De wetgever stelt nu dat de huidige termijn van 2 jaar voor werkgevers en werknemers als knellend wordt ervaren. De verruiming van de ketenregeling moet nu voorkomen dat een werknemer onnodig zijn baan verliest omdat de werkgever geen vast contract wil aangaan. Dit maakt dat we per 1 januari 2020 teruggaan naar een termijn van 3 jaar.
De aanpassing leidt tot een langere flexibiliteit voor werkgevers: het ontstaan van een vast contract wordt met 1 jaar ‘uitgesteld’. Daar staat tegenover dat de 7*8*8 regel niet meer helpt om de transitievergoeding te ‘omzeilen’. De transitievergoeding is namelijk vanaf dag 1 van toepassing op tijdelijke contracten.
Regels per 1 januari 2020
Een vast contract geldt bij een 4e opvolgend contract en/of als elkaar opvolgende contracten gezamenlijk een periode van 3 jaar overschrijden.
De nieuwe regels voor de ketenregeling gaan in op 1 januari 2020 en hebben onmiddellijke werking.

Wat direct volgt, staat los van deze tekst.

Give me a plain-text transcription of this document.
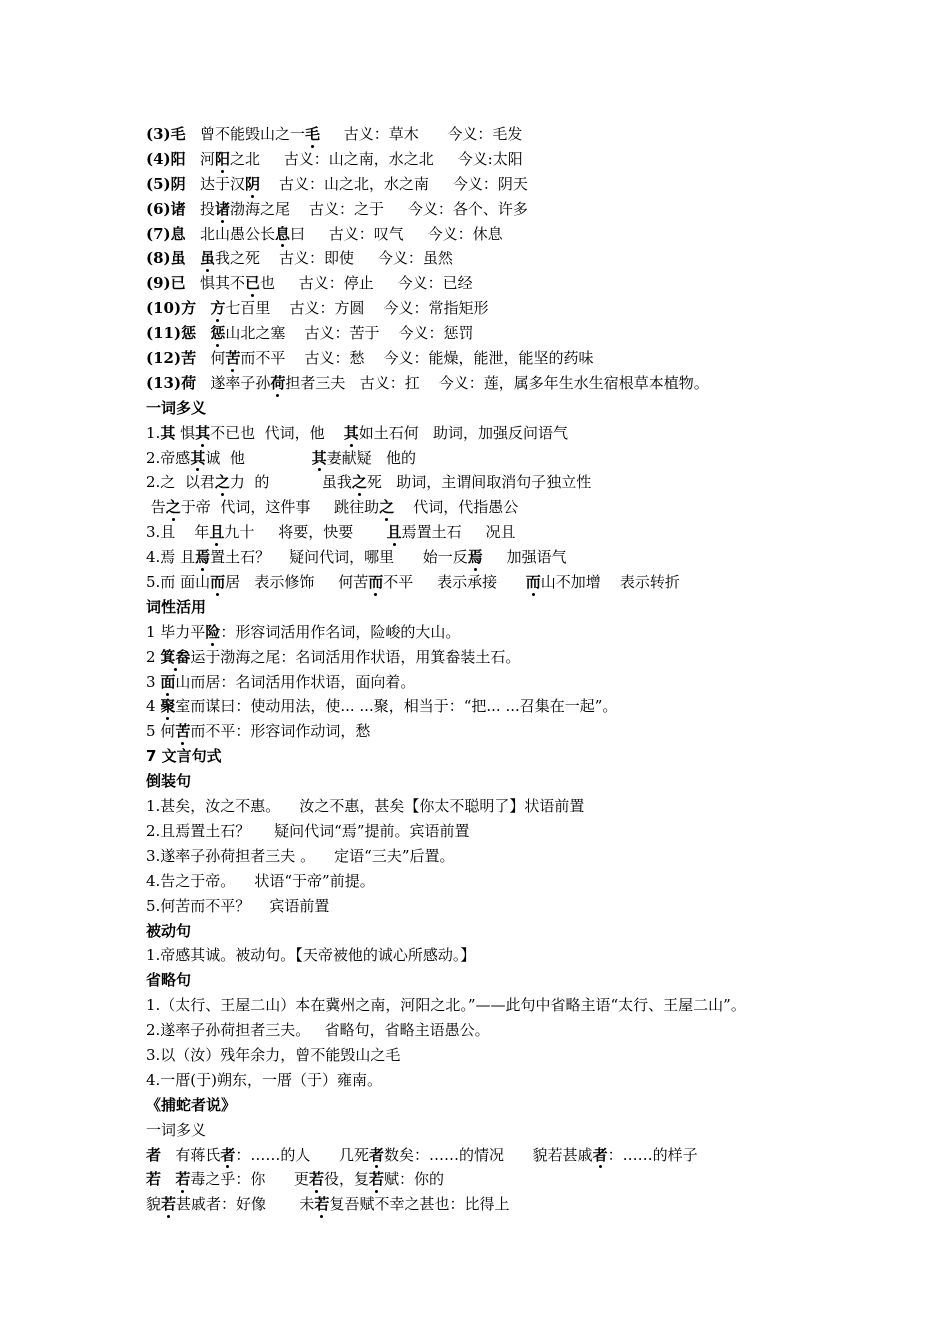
(3)毛   曾不能毁山之一毛     古义：草木      今义：毛发
(4)阳   河阳之北     古义：山之南，水之北     今义:太阳
(5)阴   达于汉阴    古义：山之北，水之南     今义：阴天
(6)诸   投诸渤海之尾    古义：之于     今义：各个、许多
(7)息   北山愚公长息曰     古义：叹气     今义：休息
(8)虽 虽我之死    古义：即使     今义：虽然
(9)已   惧其不已也     古义：停止     今义：已经
(10)方 方七百里    古义：方圆    今义：常指矩形
(11)惩 惩山北之塞    古义：苦于    今义：惩罚
(12)苦   何苦而不平    古义：愁    今义：能燥，能泄，能坚的药味
(13)荷   遂率子孙荷担者三夫   古义：扛    今义：莲，属多年生水生宿根草本植物。
一词多义
1.其 惧其不已也  代词，他    其如土石何   助词，加强反问语气
2.帝感其诚  他              其妻献疑   他的
2.之  以君之力  的           虽我之死   助词，主谓间取消句子独立性
告之于帝  代词，这件事     跳往助之    代词，代指愚公
3.且    年且九十     将要，快要       且焉置土石     况且
4.焉 且焉置土石？    疑问代词，哪里      始一反焉     加强语气
5.而 面山而居   表示修饰     何苦而不平     表示承接      而山不加增    表示转折
词性活用
1 毕力平险：形容词活用作名词，险峻的大山。
2 箕畚运于渤海之尾：名词活用作状语，用箕畚装土石。
3 面山而居：名词活用作状语，面向着。
4 聚室而谋曰：使动用法，使... ...聚，相当于：“把... ...召集在一起”。
5 何苦而不平：形容词作动词，愁
7 文言句式
倒装句
1.甚矣，汝之不惠。    汝之不惠，甚矣【你太不聪明了】状语前置
2.且焉置土石？     疑问代词“焉”提前。宾语前置
3.遂率子孙荷担者三夫 。    定语“三夫”后置。
4.告之于帝。    状语“于帝”前提。
5.何苦而不平？    宾语前置
被动句
1.帝感其诚。被动句。【天帝被他的诚心所感动。】
省略句
1.（太行、王屋二山）本在冀州之南，河阳之北。”——此句中省略主语“太行、王屋二山”。
2.遂率子孙荷担者三夫。   省略句，省略主语愚公。
3.以（汝）残年余力，曾不能毁山之毛
4.一厝(于)朔东，一厝（于）雍南。
《捕蛇者说》
一词多义
者   有蒋氏者：……的人      几死者数矣：……的情况      貌若甚戚者：……的样子
若 若毒之乎：你      更若役，复若赋：你的
貌若甚戚者：好像       未若复吾赋不幸之甚也：比得上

Dit betekent dat op een arbeidsovereenkomst die eindigt op of na 1 januari 2020 een ketenbepaling van 3 jaar van toepassing is, ook als de arbeidsovereenkomst is aangegaan voor 1 januari 2020.
Doorbreking keten
Om de keten van bepaalde tijd contracten te doorbreken, is tenminste een tussenpoos nodig van 6 maanden en een dag. Voor sommige functies, zoals de seizoenkracht in de horeca, wordt bij cao een verkorte tussenpoos van 3 maanden mogelijk gemaakt. Uitgangspunt hierbij is dat de functie maximaal 9 maanden per jaar kan worden uitgevoerd.
Voorbeelden
Voorbeeld 1:
Contract 1: 1 april 2018 t/m 30 september 2018 (6 maanden)
Contract 2: 1 oktober 2018 t/m 30 september 2019 (1 jaar)
Contract 3: 1 oktober 2019 t/m 30 september 2020 (1 jaar)
Op 1 april 2020 zal deze keten de 2 jaarstermijn overschrijden. Dit moment ligt na 1 januari 2020 waardoor het nieuwe recht op deze keten van toepassing is. Contract 3 eindigt van rechtswege op 30 september 2020.
Voorbeeld 2:
Contract 1: 1 oktober 2017 t/m 30 september 2018 (1 jaar)
Contract 2: 1 oktober 2018 t/m 30 september 2019 (1 jaar)
Contract 3: 1 oktober 2019 onbepaalde tijd
Anders dan in voorbeeld 1 overschrijdt dit contract al op 1 oktober 2019 de 2 jaarstermijn. Deze datum ligt nog voor 1 januari 2020, waarvoor hierop nog het huidige recht van toepassing is. Dit betekent dat op 1 oktober 2019 een contract voor onbepaalde tijd is ontstaan.